Impairment of Assets Flashcards
Look at L8 for examples
What is Impairment of Assets?
An asset’s carrying/book value exceeds its recoverable amount, so asset’s value has declined significantly and permanently, requiring a write-down.
What are External Indicators for Testing Impairment?
- Observable indications (market price)
- Significant changes with an adverse effect in tech, market, economic, or legal environment
- Increase in interest (discount) rate – affected “value in use”
- Net assets of the entity exceed market capitalisation
What are Internal Indicators for Testing Impairment?
- Physical damage
- Significant changes in business that effects how asset is used
- Poor economic performance
What is the Impairment Test?
Compare carrying amount with recoverable amount.
If RA > CA, no impairment.
If CA > RA, impairment loss where asset is written down to that lower cost.
What is the Carrying Amount?
Amount at which an asset is currently valued in financial statement.
After accumulated depreciation and previous impairment charges.
What is the Recoverable Amount?
Fair value – cost to sell,
* Fair value is price received if sold.
* If there is an active market, check market price.
* Estimate cost to sell.
Value in use (VIU),
* Present value of future cash flows obtainable as a result of assets continued use (including ultimate disposal).
What are the Issues with Impairment?
Difficult to make reliable estimates of values:
* Understanding impact of changes in market
* Net realisable values
* Estimates of future cash flows (derived from future sales volumes/selling prices/direct input costs, etc…)
* Discount factors for use in PV calculations.
What is the Accounting Treatment of Impairment Losses Under IAS 36?
Asset write-down expensed in SoPL as impairment loss. If asset is carried at revalued amount:
1. Debit impairment loss to revaluation reserve, up to any credit balance previously existing in revaluation reserve for same asset.
2. Any excess impairment loss is recognised as expense in P/L.
What is the Formula for Impairment of Assets?
Impairment of Assets = Accounting for Impairment - Depreciation and Amortisation
How should Depreciation be Charged After Impairment Loss has been Recognised?
Depreciation charge for asset shall be adjusted in future periods to allocate asset’s revised carrying amount – residual value (if any), on a systematic basis over its remaining useful life.
How do Reversal of Impairment Losses work Under IAS 36?
End of period, must check whether previous impairment losses have decreased or no longer exist.
Impairment losses for goodwill cannot be reversed.
Asset’s increased carrying amount shouldn’t exceed pre-impairment amount, excess treated as revaluation surplus.
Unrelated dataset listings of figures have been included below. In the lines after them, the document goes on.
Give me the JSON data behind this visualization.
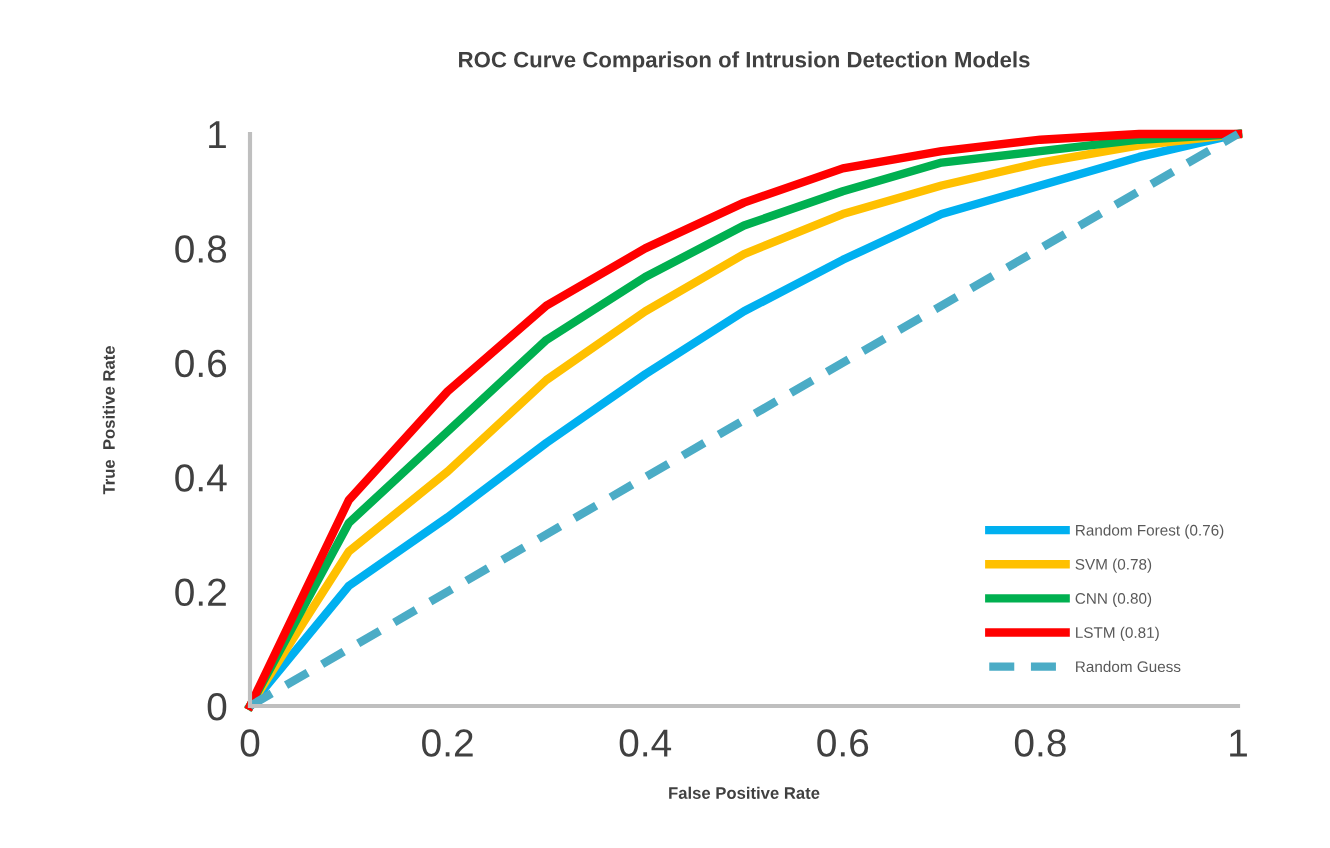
{
  "chart_data": {
    "type": "line",
    "title": "ROC Curve Comparison of Intrusion Detection Models",
    "xlabel": "False Positive Rate",
    "ylabel": "True  Positive Rate",
    "x": [
      0,
      0.1,
      0.2,
      0.3,
      0.4,
      0.5,
      0.6,
      0.7,
      0.8,
      0.9,
      1
    ],
    "series": [
      {
        "name": "Random Forest (0.76)",
        "color": "#00b0f0",
        "values": [
          0,
          0.21,
          0.33,
          0.46,
          0.58,
          0.69,
          0.78,
          0.86,
          0.91,
          0.96,
          1
        ]
      },
      {
        "name": "SVM (0.78)",
        "color": "#ffc000",
        "values": [
          0,
          0.27,
          0.41,
          0.57,
          0.69,
          0.79,
          0.86,
          0.91,
          0.95,
          0.98,
          1
        ]
      },
      {
        "name": "CNN (0.80)",
        "color": "#00b050",
        "values": [
          0,
          0.32,
          0.48,
          0.64,
          0.75,
          0.84,
          0.9,
          0.95,
          0.97,
          0.99,
          1
        ]
      },
      {
        "name": "LSTM (0.81)",
        "color": "#ff0000",
        "values": [
          0,
          0.36,
          0.55,
          0.7,
          0.8,
          0.88,
          0.94,
          0.97,
          0.99,
          1,
          1
        ]
      },
      {
        "name": "Random Guess",
        "color": "#4bacc6",
        "x": [
          0,
          1
        ],
        "values": [
          0,
          1
        ],
        "line_style": "dashed"
      }
    ],
    "xlim": [
      0,
      1
    ],
    "ylim": [
      0,
      1
    ],
    "xticks": [
      0,
      0.2,
      0.4,
      0.6,
      0.8,
      1
    ],
    "yticks": [
      0,
      0.2,
      0.4,
      0.6,
      0.8,
      1
    ],
    "grid": false,
    "legend": "bottom right",
    "marker": "none"
  }
}
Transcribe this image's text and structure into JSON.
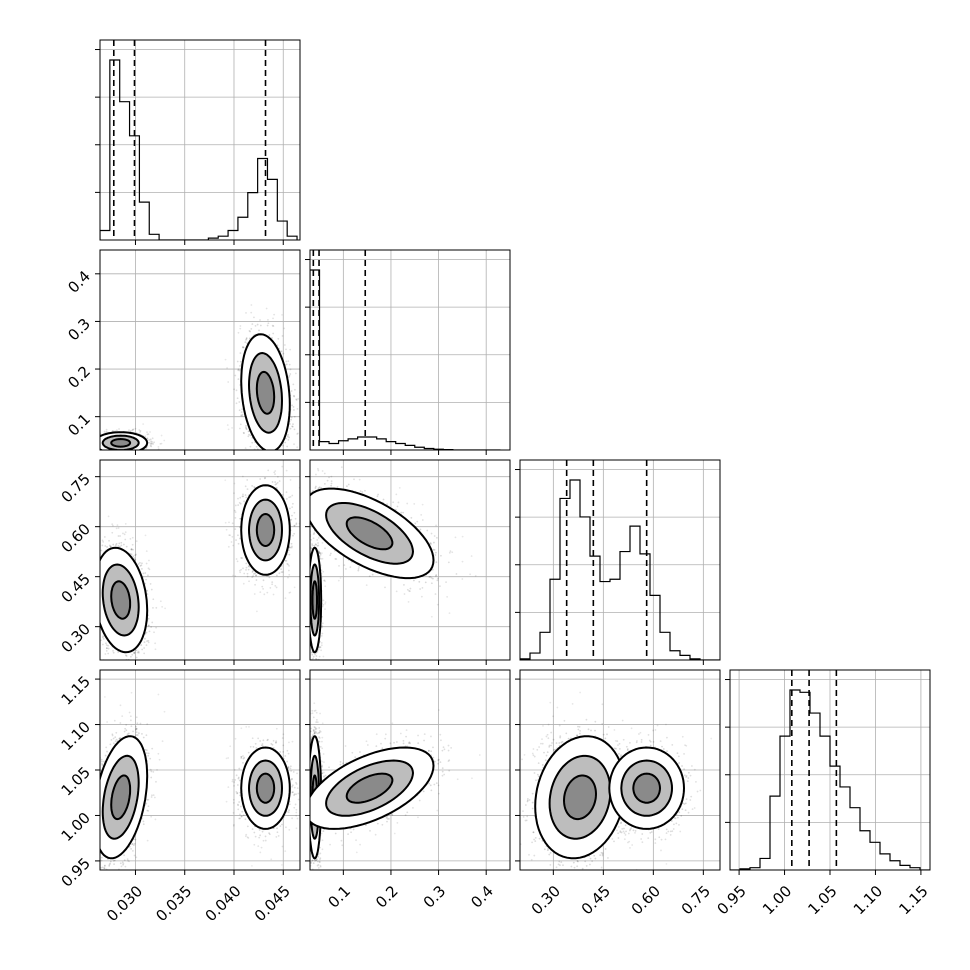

Reversal usually recognised as income on SoPL.
What are Cash Generating Units?
CGU include the smallest identifiable group of assets that generate cash inflows that are largely independent of cash flows from other assets or groups of assets.
What are the Rules for Recoverable Amount and Carrying Amount of CGU?
Impairment loss recognised if CGU’s recoverable < CA.
Only include CA of assets directly attributed to CGU.
Exclude CA of CGU’s liabilities unless RA cannot be determined without these liabilities.
What Assets must be Allocated Amongst more than One CGU?
Goodwill
Corporate Assets
How are Impairment Losses Allocated for CGU?
If CGUs RA < CA, impairment loss allocated between CGUs assets:
* Against any goodwill allocated to CGU.
* Other assets of CGU in proportion to their carrying amounts
And CA of asset shouldn’t be reduced below the highest of:
* Assets FV – cost of disposal
* Assets value in use
* 0
- If above restrictions apply, impairment loss that would be allocated to asset is allocated pro-rata between other assets of the CGU.